El espíritu de la máquina

Miguel Murado
Miguel-Anxo Murado ESCRITOR Y PERIODISTA

SOCIEDAD

Ed

Cuando se discute la cuestión de si los ordenadores pueden llegar a ser tan inteligentes como los humanos, el problema acaba siempre en lo mismo: en cómo definir la inteligencia, lo que no es nada fácil

12 mar 2016 . Actualizado a las 10:47 h.

Cuando se discute la cuestión de si los ordenadores pueden llegar a ser tan inteligentes como los humanos, el problema acaba siempre en lo mismo: en cómo definir la inteligencia, lo que no es nada fácil.

Por ejemplo, estos días se está celebrando en un hotel de Seúl uno de esos eventos que son el equivalente de la pelea de gallos de la controversia humano-máquina: un programa de ordenador llamado DeepMind AlphaGo se enfrenta al mejor de cinco partidas con el que se considera el segundo mayor experto del mundo en el juego del go, un coreano de 33 años llamado Lee Sedol. El go es mucho más complejo que el ajedrez, pero el ordenador ya ha ganado las dos primeras partidas. Suficiente como para que se lo califique de hecho histórico.

¿Lo es? Digamos que es un paso más para la ingeniería informática, pero uno bastante predecible. El go es un juego computacional y un ordenador, lógicamente, es mejor y más rápido calculando que un ser humano. Asombrarse de esto sería como maravillarse de que el peor de los coches corra más que Usain Bolt. Y luego está la eterna paradoja: cualquier logro de la inteligencia artificial supone implícitamente su derrota frente a la inteligencia humana, porque es esta la que fabrica la máquina, como explicaba recientemente el presidente Rajoy, aunque fuese de una manera un tanto confusa.

Veremos qué ocurre en las partidas que quedan. Hoy se celebra la tercera. Pero a mí este asunto me ha hecho acordarme de aquel otro encuentro de 1997 en el que un ordenador llamado Deep Blue se enfrentó y ganó al gran campeón de ajedrez Gary Kasparov. Hoy hay muchos programas que pueden lograr esta hazaña, pero hace veinte años se consideraba ya que aquel era el reto definitivo en la competición entre humanos y máquinas.
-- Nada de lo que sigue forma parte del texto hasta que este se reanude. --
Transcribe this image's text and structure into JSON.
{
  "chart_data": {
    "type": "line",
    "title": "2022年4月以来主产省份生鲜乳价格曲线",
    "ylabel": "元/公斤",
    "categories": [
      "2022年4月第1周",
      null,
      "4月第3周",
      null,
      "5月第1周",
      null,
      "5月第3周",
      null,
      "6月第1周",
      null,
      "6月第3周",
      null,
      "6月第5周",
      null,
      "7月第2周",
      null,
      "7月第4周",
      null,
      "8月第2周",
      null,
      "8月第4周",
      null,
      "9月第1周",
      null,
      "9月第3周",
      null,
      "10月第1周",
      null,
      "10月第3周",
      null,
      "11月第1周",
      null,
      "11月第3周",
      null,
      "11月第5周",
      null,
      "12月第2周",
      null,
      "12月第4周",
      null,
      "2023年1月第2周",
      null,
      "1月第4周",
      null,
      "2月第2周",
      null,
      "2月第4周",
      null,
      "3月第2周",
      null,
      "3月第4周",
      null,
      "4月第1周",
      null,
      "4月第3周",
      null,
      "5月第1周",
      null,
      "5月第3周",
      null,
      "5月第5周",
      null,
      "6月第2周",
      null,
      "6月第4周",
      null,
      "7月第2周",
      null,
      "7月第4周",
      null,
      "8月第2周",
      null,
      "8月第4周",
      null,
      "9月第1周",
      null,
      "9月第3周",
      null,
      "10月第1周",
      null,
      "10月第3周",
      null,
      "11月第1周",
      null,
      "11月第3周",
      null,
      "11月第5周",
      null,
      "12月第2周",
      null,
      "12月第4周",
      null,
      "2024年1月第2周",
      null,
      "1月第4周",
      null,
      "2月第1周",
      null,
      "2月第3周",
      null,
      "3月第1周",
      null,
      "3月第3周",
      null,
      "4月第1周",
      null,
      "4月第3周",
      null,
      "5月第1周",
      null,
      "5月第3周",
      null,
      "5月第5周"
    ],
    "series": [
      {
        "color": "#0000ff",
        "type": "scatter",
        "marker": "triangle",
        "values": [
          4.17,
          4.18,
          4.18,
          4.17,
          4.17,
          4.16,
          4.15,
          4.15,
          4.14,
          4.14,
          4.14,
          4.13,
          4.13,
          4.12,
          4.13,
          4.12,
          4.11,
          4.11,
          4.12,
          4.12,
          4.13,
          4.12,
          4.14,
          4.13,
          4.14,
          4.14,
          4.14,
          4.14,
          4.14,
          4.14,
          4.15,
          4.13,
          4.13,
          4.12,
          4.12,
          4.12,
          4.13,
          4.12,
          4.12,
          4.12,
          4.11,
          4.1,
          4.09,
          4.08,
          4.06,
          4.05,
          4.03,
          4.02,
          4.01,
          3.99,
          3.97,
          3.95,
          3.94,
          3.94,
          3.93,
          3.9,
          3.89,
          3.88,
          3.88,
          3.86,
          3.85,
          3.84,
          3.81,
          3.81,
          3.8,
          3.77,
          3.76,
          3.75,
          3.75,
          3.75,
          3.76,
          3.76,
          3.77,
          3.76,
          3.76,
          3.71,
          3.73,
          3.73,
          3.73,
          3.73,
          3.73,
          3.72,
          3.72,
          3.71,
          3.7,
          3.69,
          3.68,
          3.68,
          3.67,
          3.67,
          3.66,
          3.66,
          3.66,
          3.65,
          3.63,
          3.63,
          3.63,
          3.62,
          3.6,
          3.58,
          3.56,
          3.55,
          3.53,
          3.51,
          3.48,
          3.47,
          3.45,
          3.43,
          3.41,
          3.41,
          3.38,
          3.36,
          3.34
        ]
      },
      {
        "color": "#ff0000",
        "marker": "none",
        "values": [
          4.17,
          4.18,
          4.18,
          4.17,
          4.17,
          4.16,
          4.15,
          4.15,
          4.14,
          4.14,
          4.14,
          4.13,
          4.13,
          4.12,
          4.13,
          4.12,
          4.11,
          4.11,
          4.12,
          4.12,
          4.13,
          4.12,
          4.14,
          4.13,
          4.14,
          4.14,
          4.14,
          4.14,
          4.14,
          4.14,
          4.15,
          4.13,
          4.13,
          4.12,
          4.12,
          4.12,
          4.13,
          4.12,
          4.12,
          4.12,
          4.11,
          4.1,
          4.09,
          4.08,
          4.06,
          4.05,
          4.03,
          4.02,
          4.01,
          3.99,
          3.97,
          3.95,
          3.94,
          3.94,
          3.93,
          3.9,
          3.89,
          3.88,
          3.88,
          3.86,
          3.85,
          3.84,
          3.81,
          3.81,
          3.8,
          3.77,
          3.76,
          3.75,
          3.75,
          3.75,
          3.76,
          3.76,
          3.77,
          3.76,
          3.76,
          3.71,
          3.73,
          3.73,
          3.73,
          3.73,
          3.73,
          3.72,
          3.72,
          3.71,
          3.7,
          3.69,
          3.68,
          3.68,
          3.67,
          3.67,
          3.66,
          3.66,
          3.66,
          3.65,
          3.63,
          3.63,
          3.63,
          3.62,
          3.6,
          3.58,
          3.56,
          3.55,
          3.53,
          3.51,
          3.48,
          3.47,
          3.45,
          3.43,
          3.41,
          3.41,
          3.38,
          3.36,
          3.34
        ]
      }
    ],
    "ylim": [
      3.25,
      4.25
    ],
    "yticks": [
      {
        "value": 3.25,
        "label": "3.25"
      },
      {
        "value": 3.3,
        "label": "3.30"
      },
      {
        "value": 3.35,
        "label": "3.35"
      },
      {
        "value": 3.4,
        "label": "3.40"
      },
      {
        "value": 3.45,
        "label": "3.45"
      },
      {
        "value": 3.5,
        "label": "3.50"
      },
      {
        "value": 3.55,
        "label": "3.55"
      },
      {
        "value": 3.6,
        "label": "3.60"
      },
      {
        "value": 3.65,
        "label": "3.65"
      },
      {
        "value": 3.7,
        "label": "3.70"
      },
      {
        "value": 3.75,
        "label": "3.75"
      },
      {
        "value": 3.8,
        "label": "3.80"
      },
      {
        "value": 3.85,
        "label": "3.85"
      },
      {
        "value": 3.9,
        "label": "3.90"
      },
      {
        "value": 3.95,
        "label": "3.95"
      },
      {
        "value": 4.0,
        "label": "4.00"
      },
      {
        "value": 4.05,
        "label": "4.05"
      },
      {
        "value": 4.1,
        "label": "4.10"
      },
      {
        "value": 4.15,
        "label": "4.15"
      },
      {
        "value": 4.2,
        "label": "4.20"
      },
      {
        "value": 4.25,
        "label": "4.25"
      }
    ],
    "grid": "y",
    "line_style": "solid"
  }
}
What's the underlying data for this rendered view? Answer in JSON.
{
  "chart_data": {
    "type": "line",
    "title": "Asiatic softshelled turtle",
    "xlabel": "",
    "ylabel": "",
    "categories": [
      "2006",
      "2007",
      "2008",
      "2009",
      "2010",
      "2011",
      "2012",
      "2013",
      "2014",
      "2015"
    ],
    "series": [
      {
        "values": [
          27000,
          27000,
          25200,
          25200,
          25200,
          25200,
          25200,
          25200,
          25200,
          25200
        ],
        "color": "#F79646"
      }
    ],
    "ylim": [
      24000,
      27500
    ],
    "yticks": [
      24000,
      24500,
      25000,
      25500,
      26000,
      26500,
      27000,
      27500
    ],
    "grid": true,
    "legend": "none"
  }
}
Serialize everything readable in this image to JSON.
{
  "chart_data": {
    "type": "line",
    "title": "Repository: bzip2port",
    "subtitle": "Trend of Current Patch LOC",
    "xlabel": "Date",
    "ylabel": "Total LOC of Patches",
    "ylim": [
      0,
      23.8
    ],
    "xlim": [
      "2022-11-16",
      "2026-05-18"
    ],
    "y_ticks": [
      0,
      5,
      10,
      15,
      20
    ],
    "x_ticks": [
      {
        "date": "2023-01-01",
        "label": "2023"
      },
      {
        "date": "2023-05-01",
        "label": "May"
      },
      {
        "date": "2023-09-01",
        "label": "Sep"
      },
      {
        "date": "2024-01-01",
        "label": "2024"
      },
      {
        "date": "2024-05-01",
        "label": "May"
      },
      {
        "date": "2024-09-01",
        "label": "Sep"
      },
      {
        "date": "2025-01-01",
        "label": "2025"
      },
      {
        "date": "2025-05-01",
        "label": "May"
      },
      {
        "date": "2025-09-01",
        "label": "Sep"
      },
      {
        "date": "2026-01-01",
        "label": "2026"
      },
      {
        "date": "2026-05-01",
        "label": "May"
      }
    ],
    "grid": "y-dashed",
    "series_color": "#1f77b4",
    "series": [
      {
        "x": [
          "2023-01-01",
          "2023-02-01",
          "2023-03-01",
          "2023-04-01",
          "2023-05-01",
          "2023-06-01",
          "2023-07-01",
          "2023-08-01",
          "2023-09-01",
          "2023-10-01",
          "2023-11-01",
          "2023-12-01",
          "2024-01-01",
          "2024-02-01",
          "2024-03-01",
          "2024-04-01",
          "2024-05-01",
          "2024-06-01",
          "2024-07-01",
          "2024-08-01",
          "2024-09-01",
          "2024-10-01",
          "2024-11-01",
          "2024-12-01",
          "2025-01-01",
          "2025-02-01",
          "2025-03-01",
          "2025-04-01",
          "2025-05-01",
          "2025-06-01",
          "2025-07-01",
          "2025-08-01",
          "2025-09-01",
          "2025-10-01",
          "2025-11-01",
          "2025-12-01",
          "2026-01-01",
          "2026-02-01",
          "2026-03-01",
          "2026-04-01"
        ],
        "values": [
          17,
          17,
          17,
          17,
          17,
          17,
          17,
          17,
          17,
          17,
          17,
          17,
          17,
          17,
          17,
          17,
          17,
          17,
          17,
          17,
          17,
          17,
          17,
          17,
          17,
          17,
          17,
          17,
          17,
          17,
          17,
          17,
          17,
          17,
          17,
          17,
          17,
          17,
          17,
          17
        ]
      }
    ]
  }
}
Había un poco de trampa, porque Deep Blue no era simplemente un ordenador creado para jugar al ajedrez, sino que estaba programado específicamente para ganarle a Kasparov. Los ingenieros de IBM lo habían atiborrado de secuencias de partidas del maestro y de reglas lógicas copiadas de las que él aplicaba en sus jugadas. Es decir: que Kasparov se enfrentaba a sí mismo como un púgil boxeando contra su propia sombra.

Pero, sobre todo, la historia nunca se cuenta bien. Falta siempre el detalle más importante: a causa de un fallo de software, el ordenador cometió un error en el cuadragésimo cuarto movimiento de la primera partida. Se hubiese quedado bloqueado, pero contaba con un mecanismo de emergencia para estos casos que le hacía jugar un movimiento válido cualquiera al azar, sin ninguna intención estratégica.

Y resulta que ahora se cree que fue ese azar, no la inteligencia de la máquina, el que acabó con Kasparov. Suponiendo que el ordenador no podía cometer errores, el maestro se quedó desconcertado ante esta jugada sin sentido y reconfiguró mentalmente su propia estrategia. En la segunda partida, las cosas empezaron a irle mal y al final acabó perdiendo. Irónicamente, los programadores de Deep Blue detectaron luego el fallo de software y lo repararon, devolviendo a la máquina a un estado en el que, posiblemente, no hubiese podido derrotar a Kasparov.

Los titulares de prensa de entonces proclamaron la victoria de la inteligencia artificial. Pero el asunto era más profundo e interesante: Kasparov se había derrotado a sí mismo por creer que una máquina no puede cometer errores, y Deep Blue había ganado porque había llegado a adquirir, aunque fuese fugazmente, lo que de verdad caracteriza a la inteligencia humana: precisamente la capacidad de equivocarse.